Known as the"Father of foreign photographic news" George Grantham Bain, is, I suspect, little remembered today (tho his namesake gets 1,732 mentions in ... 1,731 more than most of us can hope for). As for this specific (non-foreign and not really news) photo: some fashions from the past have aged better than others.

[Departures out of New York Harbor to Europe and arrivals there from the Continent were most definitely news, with thousands of shipboard photos in the Bain News Service archive chronicling the trans-Atlantic travels of various social notables. - Dave]

I interpreted the caption to mean this was a post-graduation harbor excursion, but yes, a European voyage makes more sense: "chaperones" seem out of place for a day trip. -N

Thank you!

As I've said before several times, Dave, these are my very favorite Shorpy photos (whether they are men OR women OR both!). I so wish I knew of the lives of each of them because that is most fascinating to me -- especially the Gunston Girls from 1905 and the Bensonhurst Lifeguard from 1908.

Thank you for my daily Shorpy fix, Dave!!!

Fur is one thing but ...

I never knew rotting skulls were fashionable.

When I was a kid in the '50s

We had company, and the lady had a coat with an animal for the collar. Her husband was a bit of a prankster and put his hand under the coat. At 5 years old I went over to see the critter and he jumped the coat at me I about wet my pants. I hated that idiot the rest of my life.

Waist corsage

I looked up "waist corsage" online, but every link took me to wrist corsages. In any case, just the accessory for sailing in your fur coat, big-brimmed hat, and the open air.

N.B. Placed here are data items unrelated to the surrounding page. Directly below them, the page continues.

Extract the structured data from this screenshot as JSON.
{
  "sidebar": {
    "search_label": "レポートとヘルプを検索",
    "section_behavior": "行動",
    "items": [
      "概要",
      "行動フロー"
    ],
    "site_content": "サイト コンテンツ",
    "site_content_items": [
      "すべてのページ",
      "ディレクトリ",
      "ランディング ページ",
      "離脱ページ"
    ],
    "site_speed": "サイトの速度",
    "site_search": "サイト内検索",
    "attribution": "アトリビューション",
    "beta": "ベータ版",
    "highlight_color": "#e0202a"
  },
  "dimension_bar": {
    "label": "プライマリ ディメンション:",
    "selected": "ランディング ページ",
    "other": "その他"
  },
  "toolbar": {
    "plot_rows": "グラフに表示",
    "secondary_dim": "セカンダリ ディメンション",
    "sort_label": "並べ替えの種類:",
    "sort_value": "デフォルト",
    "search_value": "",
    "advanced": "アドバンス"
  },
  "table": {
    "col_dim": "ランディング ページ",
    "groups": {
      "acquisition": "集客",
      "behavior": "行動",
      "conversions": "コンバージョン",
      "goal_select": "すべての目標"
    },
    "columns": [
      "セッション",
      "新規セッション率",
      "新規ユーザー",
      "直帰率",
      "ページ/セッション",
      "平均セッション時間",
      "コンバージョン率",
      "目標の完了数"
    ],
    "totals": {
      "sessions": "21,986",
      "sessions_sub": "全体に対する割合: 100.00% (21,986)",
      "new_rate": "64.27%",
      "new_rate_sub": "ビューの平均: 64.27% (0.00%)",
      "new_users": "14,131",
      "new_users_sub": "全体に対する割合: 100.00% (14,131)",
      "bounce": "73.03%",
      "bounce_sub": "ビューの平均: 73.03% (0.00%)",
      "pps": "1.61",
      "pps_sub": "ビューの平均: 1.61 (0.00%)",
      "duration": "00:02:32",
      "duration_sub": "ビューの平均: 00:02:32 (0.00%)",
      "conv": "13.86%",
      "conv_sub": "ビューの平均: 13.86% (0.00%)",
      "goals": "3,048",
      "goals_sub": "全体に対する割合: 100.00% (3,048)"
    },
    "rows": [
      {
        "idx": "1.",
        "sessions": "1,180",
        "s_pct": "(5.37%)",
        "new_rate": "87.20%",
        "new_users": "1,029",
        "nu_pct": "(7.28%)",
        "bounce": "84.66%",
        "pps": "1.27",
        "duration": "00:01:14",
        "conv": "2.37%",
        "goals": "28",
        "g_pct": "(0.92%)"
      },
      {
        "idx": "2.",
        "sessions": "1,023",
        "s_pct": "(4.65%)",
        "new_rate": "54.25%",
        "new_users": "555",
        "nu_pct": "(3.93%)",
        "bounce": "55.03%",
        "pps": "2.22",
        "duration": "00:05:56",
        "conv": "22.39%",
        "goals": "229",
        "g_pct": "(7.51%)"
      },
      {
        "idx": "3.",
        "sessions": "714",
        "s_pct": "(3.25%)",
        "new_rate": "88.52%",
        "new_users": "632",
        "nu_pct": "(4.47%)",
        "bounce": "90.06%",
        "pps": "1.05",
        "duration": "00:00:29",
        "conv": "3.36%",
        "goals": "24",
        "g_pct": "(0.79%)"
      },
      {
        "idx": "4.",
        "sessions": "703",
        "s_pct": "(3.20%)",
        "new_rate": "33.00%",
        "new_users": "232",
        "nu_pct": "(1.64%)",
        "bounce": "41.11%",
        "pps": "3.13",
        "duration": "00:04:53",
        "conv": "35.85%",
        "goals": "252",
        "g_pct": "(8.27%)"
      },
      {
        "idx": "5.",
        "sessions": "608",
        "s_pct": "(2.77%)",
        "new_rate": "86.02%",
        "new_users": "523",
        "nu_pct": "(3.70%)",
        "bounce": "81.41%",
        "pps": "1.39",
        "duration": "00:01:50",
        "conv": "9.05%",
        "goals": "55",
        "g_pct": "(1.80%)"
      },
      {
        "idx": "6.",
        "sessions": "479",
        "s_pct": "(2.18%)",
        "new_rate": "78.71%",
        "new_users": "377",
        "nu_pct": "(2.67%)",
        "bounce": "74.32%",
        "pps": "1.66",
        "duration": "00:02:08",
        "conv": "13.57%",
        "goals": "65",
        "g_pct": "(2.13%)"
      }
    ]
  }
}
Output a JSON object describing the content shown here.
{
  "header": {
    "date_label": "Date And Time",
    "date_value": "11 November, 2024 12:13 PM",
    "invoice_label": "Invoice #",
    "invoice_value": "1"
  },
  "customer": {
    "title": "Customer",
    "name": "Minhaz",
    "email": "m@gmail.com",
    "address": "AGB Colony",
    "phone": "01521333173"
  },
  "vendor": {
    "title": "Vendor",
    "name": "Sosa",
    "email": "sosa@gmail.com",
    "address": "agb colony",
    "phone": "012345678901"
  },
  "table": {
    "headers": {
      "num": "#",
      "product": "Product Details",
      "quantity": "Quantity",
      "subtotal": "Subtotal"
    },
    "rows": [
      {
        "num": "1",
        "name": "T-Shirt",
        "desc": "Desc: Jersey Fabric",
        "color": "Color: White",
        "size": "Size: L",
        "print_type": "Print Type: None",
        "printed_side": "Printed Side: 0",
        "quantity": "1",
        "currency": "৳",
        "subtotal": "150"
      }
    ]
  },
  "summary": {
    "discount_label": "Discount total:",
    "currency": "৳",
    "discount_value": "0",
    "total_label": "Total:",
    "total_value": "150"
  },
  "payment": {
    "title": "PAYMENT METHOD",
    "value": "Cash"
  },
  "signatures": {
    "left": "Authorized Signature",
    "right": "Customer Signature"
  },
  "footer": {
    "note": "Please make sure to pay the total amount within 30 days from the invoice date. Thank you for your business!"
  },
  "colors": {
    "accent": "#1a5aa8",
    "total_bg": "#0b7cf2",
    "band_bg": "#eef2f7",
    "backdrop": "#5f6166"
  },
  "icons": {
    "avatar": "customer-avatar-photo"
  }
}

[A bouquet fastened about the waist is, in Victorian parlance, a nosegay. - Dave]

Once again, Shorpy sends me online, to the Oxford English Dictionary. 'Nosegay' was a general term for a bunch of flowers, often with emphasis on scent. They could be carried or attached more or less anywhere on the person. (It is odd, however, to think of the association of 'nose' with the waistline.)